I've recently subscribed to this website www.moodscope.com 
It's a daily mood recorder. Everyday you get a list of questions and it translates your answers into a score and records it on a graph so you can monitor your moods. Every morning you get an email reminder, and it's free! You get feedback and advice though it's automated feedback and reminds me a bit of Shazam - when you dial 2580 and hold your phone up to the speaker and it detects the song. When this first came out I thought there were music nerds were at the end of the phone and so I sang a song into it. Of course it didn't detect it. Todays score was 18%. I swigged this mornings medication with last nights wine and went back to bed.

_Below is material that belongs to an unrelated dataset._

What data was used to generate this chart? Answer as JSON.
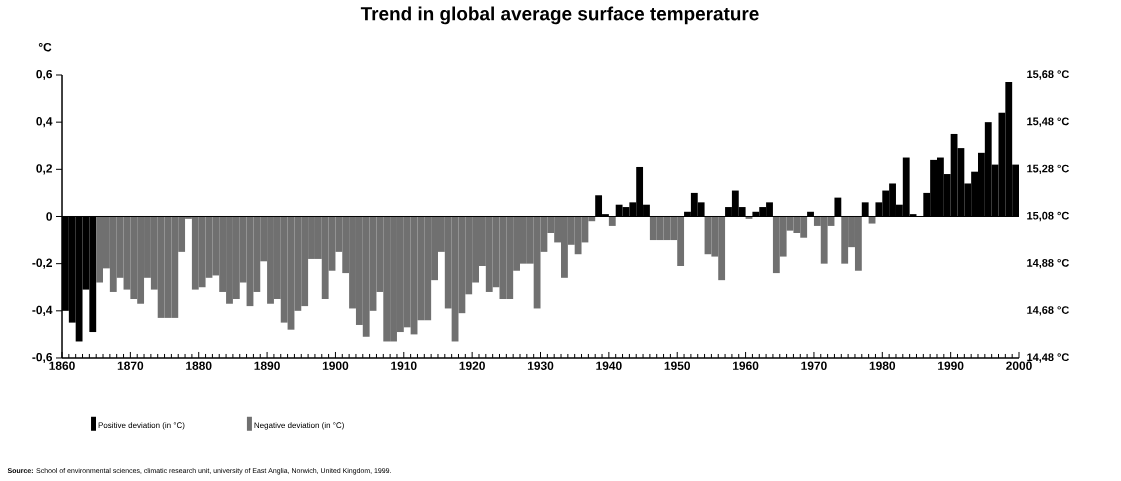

On a happier note! I'm glad that I'm able to detect my mood, sometimes I have no idea where I am on the moodometer levels. My Psychiatrist told me I suffer mixed states which I'm interpreting at being high and low at the same time - it's both confusing and exhausting. My lows often surface in many other ways - my face for example - if I'm low I paint my face with enough make-up to become an Avon representative. I don't acknowledge this and it takes other people to (once including my boss who told me to tone it down - I worked in an all male psychiatric prison at the time). I also drink more or double my meds or both, however, on an up day I also tend to drink more or double my meds or both, so unless I'm pretty stable I tend to be out of it a lot of the time. I'm writing an article Dual diagnosis and self medicating for a magazine which I'll upload when it's finished. I also have to wait for other people to tell me what mood I'm in, which is embarrassing, it feels as though someone is having to spell my own name for me or something. So! At least I had that conversation with myself this morning, it's a bit like playing playing Guess what I'm thinking with myself, a nice break from playing naughts and crosses with myself I suppose.

On the subject of games I'm going to leave it there, I'm completely obsessed with Catchphrase at the moment and it's about to start, and I wish Roy Walker would wait for me at the school gates and tell me he is my father, a fantasy I started aged six when I wanted Debbie Harry to do the same thing. But then if I was coming out of infant school aged thirty five I think I'd have another problem!